NOT PARTICULAR AS TO SOIL
While experts have been declaring that alfalfa would only grow in certain soils and in certain climates it has proven adaptability to nearly all climates and almost all soils. It produces with a rainfall as scant as 14 inches, and in the Gulf states flourishes with 65 inches. It gives crops at an elevation of 8000 feet above sea level, and in southern California it grows below sea level to a height of six feet or over, with nine cuttings a year, aggregating ten to twelve tons. An authenticated photograph in possession of the writer, [reproduced] opposite page 231, shows a wonderful alfalfa plant raised in the (irrigated) desert of southern California, sixty feet below sea level, that measured considerably more than ten feet in height. Satisfactory crops are raised, but on limited areas as yet, in Vermont and Florida. New York has grown it for over one hundred years in her clay and gravel; Nebraska grows it in her western sand hills without plowing, as does Nevada on her sagebrush desert. The depleted cotton soils of Alabama and rich corn lands of Illinois and Missouri each respond generously with profitable yields to the enterprising farmer, while its accumulated nitrogen and the sub-soiling it effects are making the rich land more valuable and giving back to the crop-worn the priceless elements of which it has been in successive generations despoiled by a conscienceless husbandry.

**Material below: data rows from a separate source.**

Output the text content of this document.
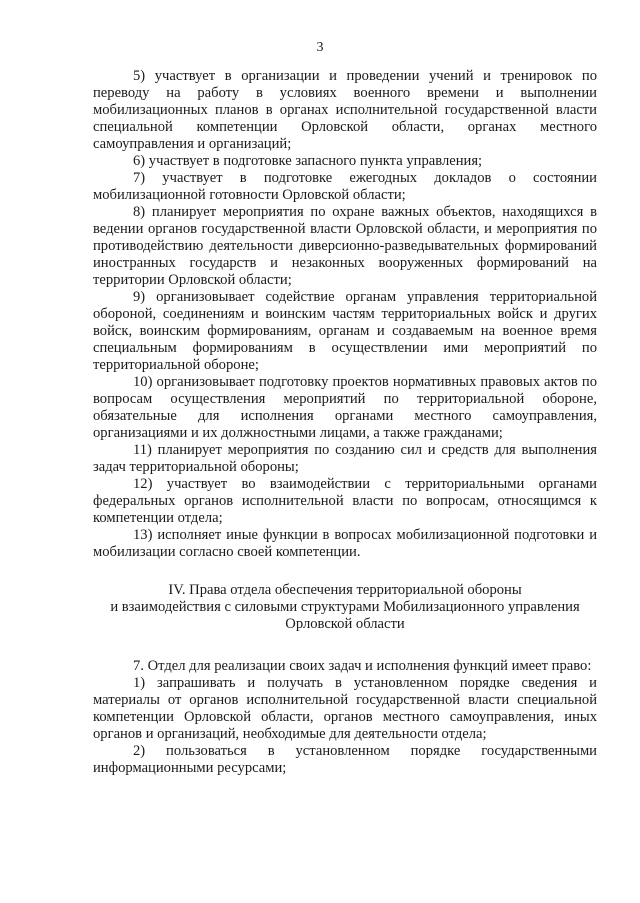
3

5) участвует в организации и проведении учений и тренировок по переводу на работу в условиях военного времени и выполнении мобилизационных планов в органах исполнительной государственной власти специальной компетенции Орловской области, органах местного самоуправления и организаций;

6) участвует в подготовке запасного пункта управления;

7) участвует в подготовке ежегодных докладов о состоянии мобилизационной готовности Орловской области;

8) планирует мероприятия по охране важных объектов, находящихся в ведении органов государственной власти Орловской области, и мероприятия по противодействию деятельности диверсионно-разведывательных формирований иностранных государств и незаконных вооруженных формирований на территории Орловской области;

9) организовывает содействие органам управления территориальной обороной, соединениям и воинским частям территориальных войск и других войск, воинским формированиям, органам и создаваемым на военное время специальным формированиям в осуществлении ими мероприятий по территориальной обороне;

10) организовывает подготовку проектов нормативных правовых актов по вопросам осуществления мероприятий по территориальной обороне, обязательные для исполнения органами местного самоуправления, организациями и их должностными лицами, а также гражданами;

11) планирует мероприятия по созданию сил и средств для выполнения задач территориальной обороны;

12) участвует во взаимодействии с территориальными органами федеральных органов исполнительной власти по вопросам, относящимся к компетенции отдела;

13) исполняет иные функции в вопросах мобилизационной подготовки и мобилизации согласно своей компетенции.

IV. Права отдела обеспечения территориальной обороны
и взаимодействия с силовыми структурами Мобилизационного управления
Орловской области

7. Отдел для реализации своих задач и исполнения функций имеет право:

1) запрашивать и получать в установленном порядке сведения и материалы от органов исполнительной государственной власти специальной компетенции Орловской области, органов местного самоуправления, иных органов и организаций, необходимые для деятельности отдела;

2) пользоваться в установленном порядке государственными информационными ресурсами;
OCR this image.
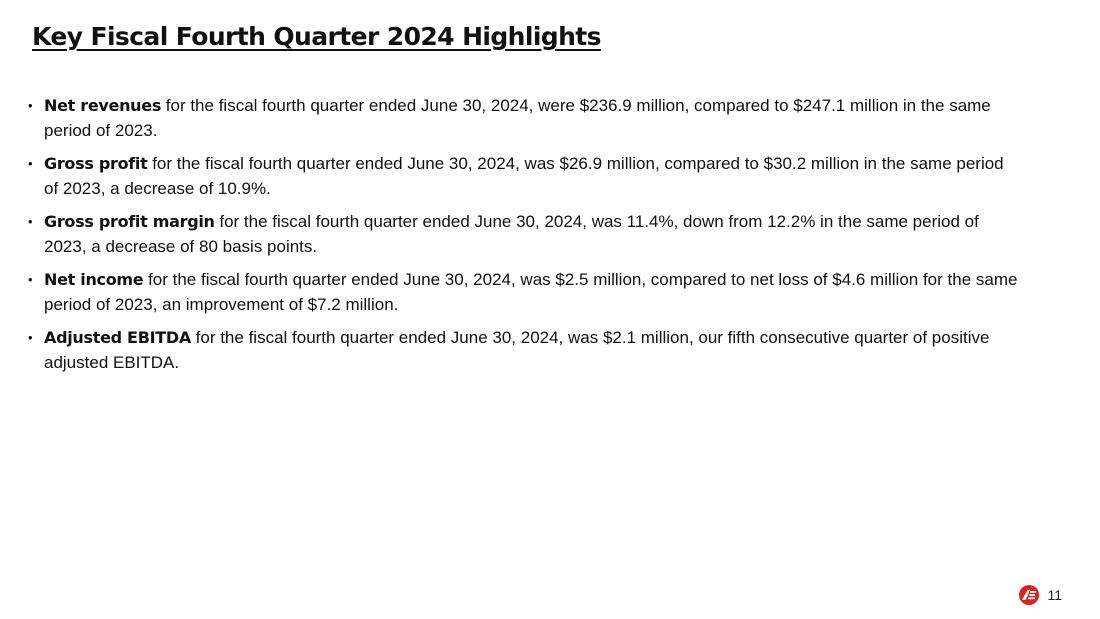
Key Fiscal Fourth Quarter 2024 Highlights
• Net revenues for the fiscal fourth quarter ended June 30, 2024, were $236.9 million, compared to $247.1 million in the same period of 2023.
• Gross profit for the fiscal fourth quarter ended June 30, 2024, was $26.9 million, compared to $30.2 million in the same period of 2023, a decrease of 10.9%.
• Gross profit margin for the fiscal fourth quarter ended June 30, 2024, was 11.4%, down from 12.2% in the same period of 2023, a decrease of 80 basis points.
• Net income for the fiscal fourth quarter ended June 30, 2024, was $2.5 million, compared to net loss of $4.6 million for the same period of 2023, an improvement of $7.2 million.
• Adjusted EBITDA for the fiscal fourth quarter ended June 30, 2024, was $2.1 million, our fifth consecutive quarter of positive adjusted EBITDA.
11
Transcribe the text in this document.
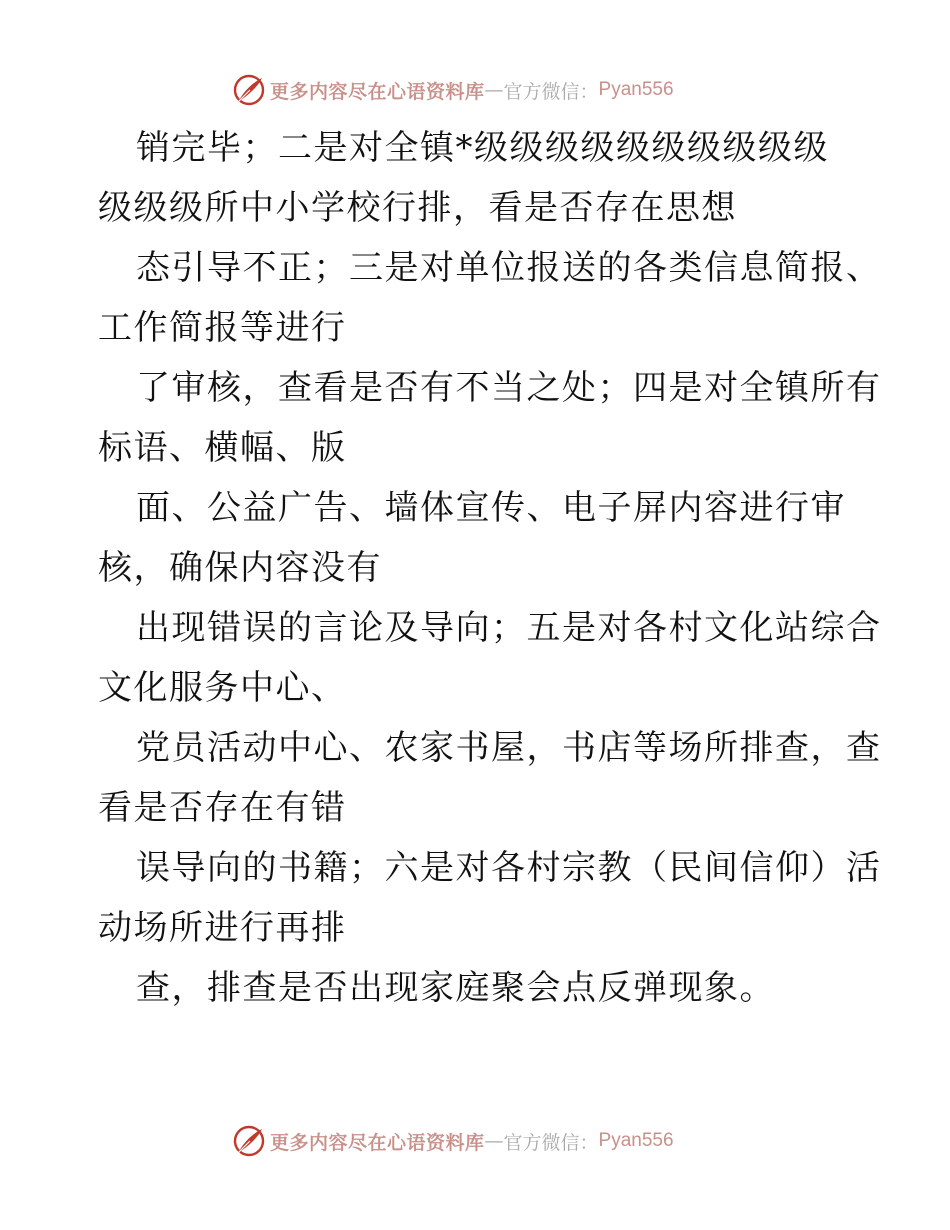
更多内容尽在心语资料库 — 官方微信： Pyan556

销完毕；二是对全镇*级级级级级级级级级级
级级级所中小学校行排，看是否存在思想

态引导不正；三是对单位报送的各类信息简报、
工作简报等进行

了审核，查看是否有不当之处；四是对全镇所有
标语、横幅、版

面、公益广告、墙体宣传、电子屏内容进行审
核，确保内容没有

出现错误的言论及导向；五是对各村文化站综合
文化服务中心、

党员活动中心、农家书屋，书店等场所排查，查
看是否存在有错

误导向的书籍；六是对各村宗教（民间信仰）活
动场所进行再排

查，排查是否出现家庭聚会点反弹现象。

更多内容尽在心语资料库 — 官方微信： Pyan556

Its introduction into Maryland was largely through the perseverance of Prof. W. T. L. Taliaferro of the agricultural college, who says: “The future for alfalfa for southern Maryland is bright, indeed, and with its general introduction will come a new era of prosperity for the ‘lower counties.’ Live stock farming will take the place of tobacco farming. The fertilizing elements of the soil will be concentrated at home instead of being shipped abroad. Larger crops will be raised. Soil improvement will take the place of soil exhaustion; worn-out farms will be restored to their original fertility.”